The concept for The Drink Exchange was created by entrepreneurs Miles Jarvis and Chris Dunkley. While studying at college, Jarvis and Dunkley began looking for a way to make a pub experience more attractive to customers, increasing their stay time, and making each order a form of entertainment. The question was: how to make ordering a drink an experience rather than a routine transaction?
Jarvis and Dunkley’s answer was to transform the menu into a financial market. Using software connected to the bar’s sales system, each purchase modifies the price of drinks in real time.
If many customers start ordering whisky, its price increases. If rum loses demand, its value decreases. All market behavior is reflected on screens visible to consumers within the establishment, so that they can follow price changes before placing their order.
One of the most anticipated moments of the evening occurs during “market crashes.” At certain times, the system simulates a market crash and the price of beverages plummets for a few minutes. Screens announce the change, customers react immediately, and the atmosphere is transformed into a race to take advantage of the best deals before prices rise again.
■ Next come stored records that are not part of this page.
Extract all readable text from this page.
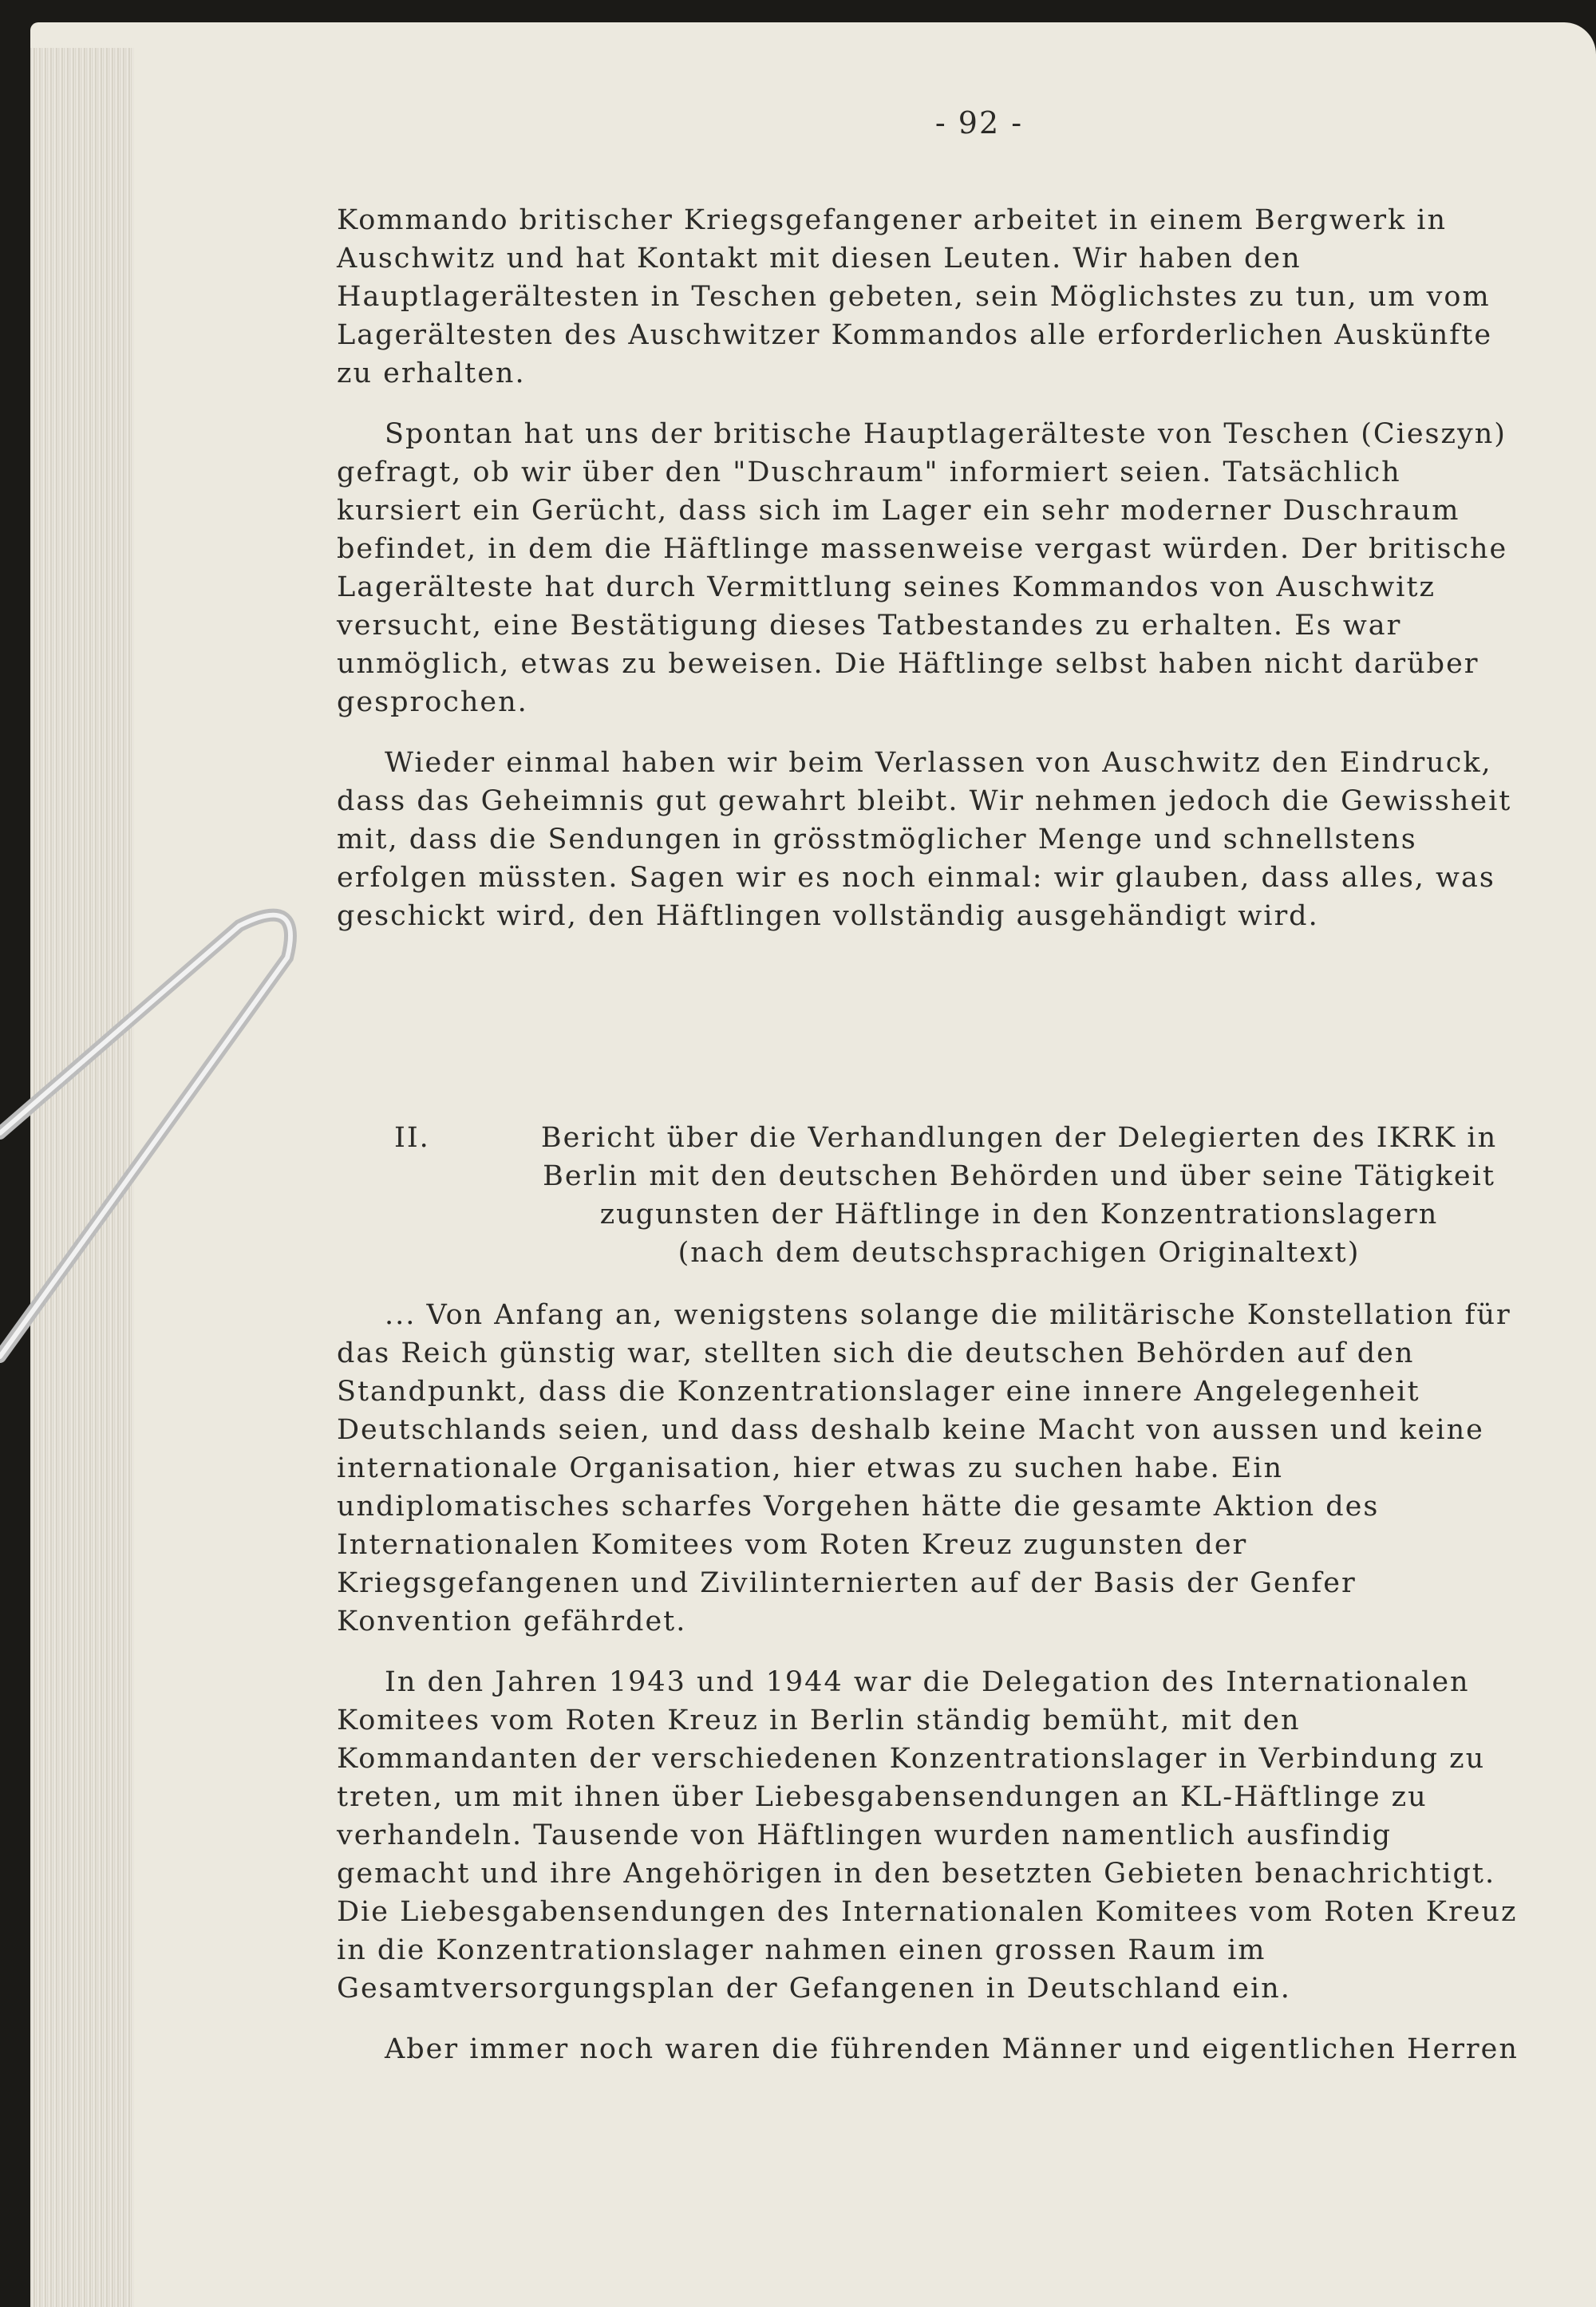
- 92 -

Kommando britischer Kriegsgefangener arbeitet in einem Bergwerk in Auschwitz und hat Kontakt mit diesen Leuten. Wir haben den Hauptlagerältesten in Teschen gebeten, sein Möglichstes zu tun, um vom Lagerältesten des Auschwitzer Kommandos alle erforderlichen Auskünfte zu erhalten.

Spontan hat uns der britische Hauptlagerälteste von Teschen (Cieszyn) gefragt, ob wir über den "Duschraum" informiert seien. Tatsächlich kursiert ein Gerücht, dass sich im Lager ein sehr moderner Duschraum befindet, in dem die Häftlinge massenweise vergast würden. Der britische Lagerälteste hat durch Vermittlung seines Kommandos von Auschwitz versucht, eine Bestätigung dieses Tatbestandes zu erhalten. Es war unmöglich, etwas zu beweisen. Die Häftlinge selbst haben nicht darüber gesprochen.

Wieder einmal haben wir beim Verlassen von Auschwitz den Eindruck, dass das Geheimnis gut gewahrt bleibt. Wir nehmen jedoch die Gewissheit mit, dass die Sendungen in grösstmöglicher Menge und schnellstens erfolgen müssten. Sagen wir es noch einmal: wir glauben, dass alles, was geschickt wird, den Häftlingen vollständig ausgehändigt wird.

II.	Bericht über die Verhandlungen der Delegierten des IKRK in
Berlin mit den deutschen Behörden und über seine Tätigkeit
zugunsten der Häftlinge in den Konzentrationslagern
(nach dem deutschsprachigen Originaltext)

... Von Anfang an, wenigstens solange die militärische Konstellation für das Reich günstig war, stellten sich die deutschen Behörden auf den Standpunkt, dass die Konzentrationslager eine innere Angelegenheit Deutschlands seien, und dass deshalb keine Macht von aussen und keine internationale Organisation, hier etwas zu suchen habe. Ein undiplomatisches scharfes Vorgehen hätte die gesamte Aktion des Internationalen Komitees vom Roten Kreuz zugunsten der Kriegsgefangenen und Zivilinternierten auf der Basis der Genfer Konvention gefährdet.

In den Jahren 1943 und 1944 war die Delegation des Internationalen Komitees vom Roten Kreuz in Berlin ständig bemüht, mit den Kommandanten der verschiedenen Konzentrationslager in Verbindung zu treten, um mit ihnen über Liebesgabensendungen an KL-Häftlinge zu verhandeln. Tausende von Häftlingen wurden namentlich ausfindig gemacht und ihre Angehörigen in den besetzten Gebieten benachrichtigt. Die Liebesgabensendungen des Internationalen Komitees vom Roten Kreuz in die Konzentrationslager nahmen einen grossen Raum im Gesamtversorgungsplan der Gefangenen in Deutschland ein.

Aber immer noch waren die führenden Männer und eigentlichen Herren
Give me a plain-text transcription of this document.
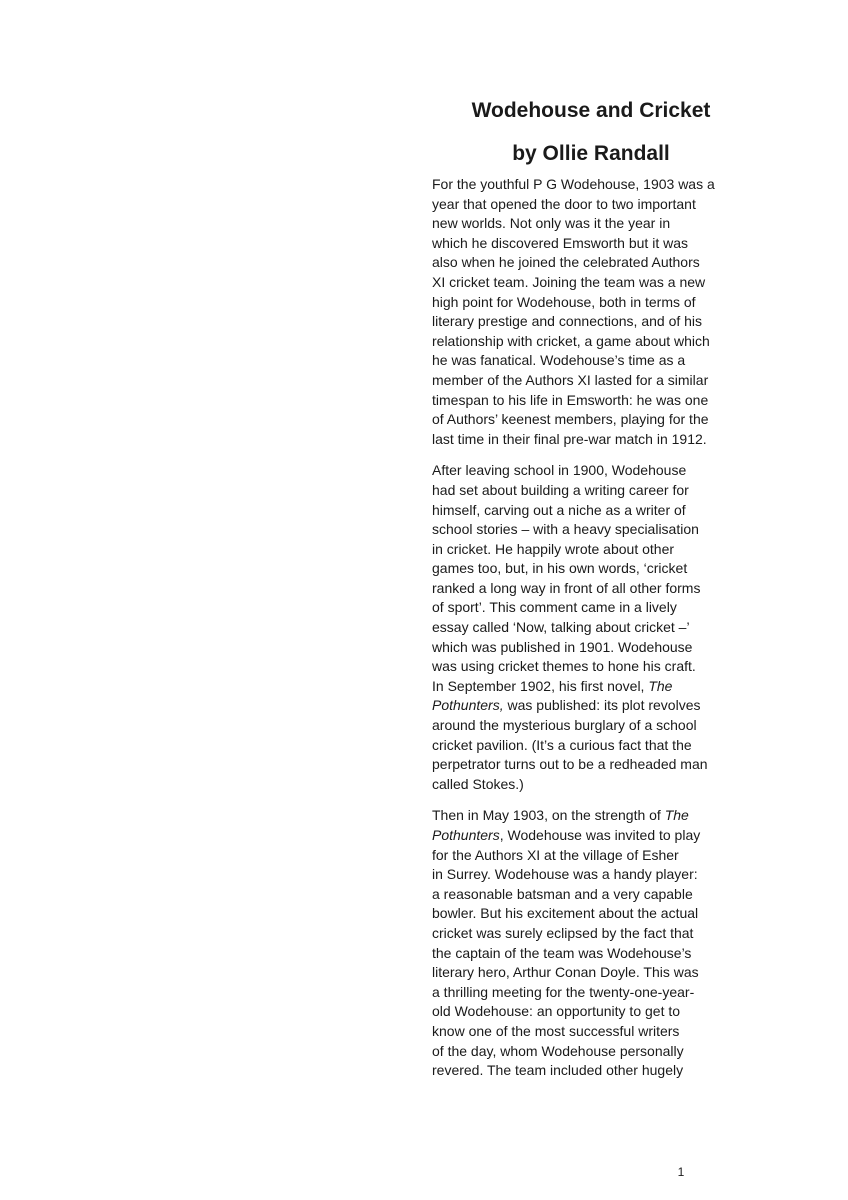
Wodehouse and Cricket
by Ollie Randall

For the youthful P G Wodehouse, 1903 was a
year that opened the door to two important
new worlds. Not only was it the year in
which he discovered Emsworth but it was
also when he joined the celebrated Authors
XI cricket team. Joining the team was a new
high point for Wodehouse, both in terms of
literary prestige and connections, and of his
relationship with cricket, a game about which
he was fanatical. Wodehouse’s time as a
member of the Authors XI lasted for a similar
timespan to his life in Emsworth: he was one
of Authors’ keenest members, playing for the
last time in their final pre-war match in 1912.

After leaving school in 1900, Wodehouse
had set about building a writing career for
himself, carving out a niche as a writer of
school stories – with a heavy specialisation
in cricket. He happily wrote about other
games too, but, in his own words, ‘cricket
ranked a long way in front of all other forms
of sport’. This comment came in a lively
essay called ‘Now, talking about cricket –’
which was published in 1901. Wodehouse
was using cricket themes to hone his craft.
In September 1902, his first novel, The
Pothunters, was published: its plot revolves
around the mysterious burglary of a school
cricket pavilion. (It’s a curious fact that the
perpetrator turns out to be a redheaded man
called Stokes.)

Then in May 1903, on the strength of The
Pothunters, Wodehouse was invited to play
for the Authors XI at the village of Esher
in Surrey. Wodehouse was a handy player:
a reasonable batsman and a very capable
bowler. But his excitement about the actual
cricket was surely eclipsed by the fact that
the captain of the team was Wodehouse’s
literary hero, Arthur Conan Doyle. This was
a thrilling meeting for the twenty-one-year-
old Wodehouse: an opportunity to get to
know one of the most successful writers
of the day, whom Wodehouse personally
revered. The team included other hugely

1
Beyond the pricing system, The Drink Exchange understood that people do not always make purchasing decisions solely based on necessity. They often do so because of the excitement, anticipation and the feeling of having found a unique opportunity.
The proposal shows that innovation is not always about creating a new product. Sometimes, it is enough to rethink the way people interact with a product or service to transform a daily purchase into an experience capable of generating conversation and turning a business into something difficult to forget.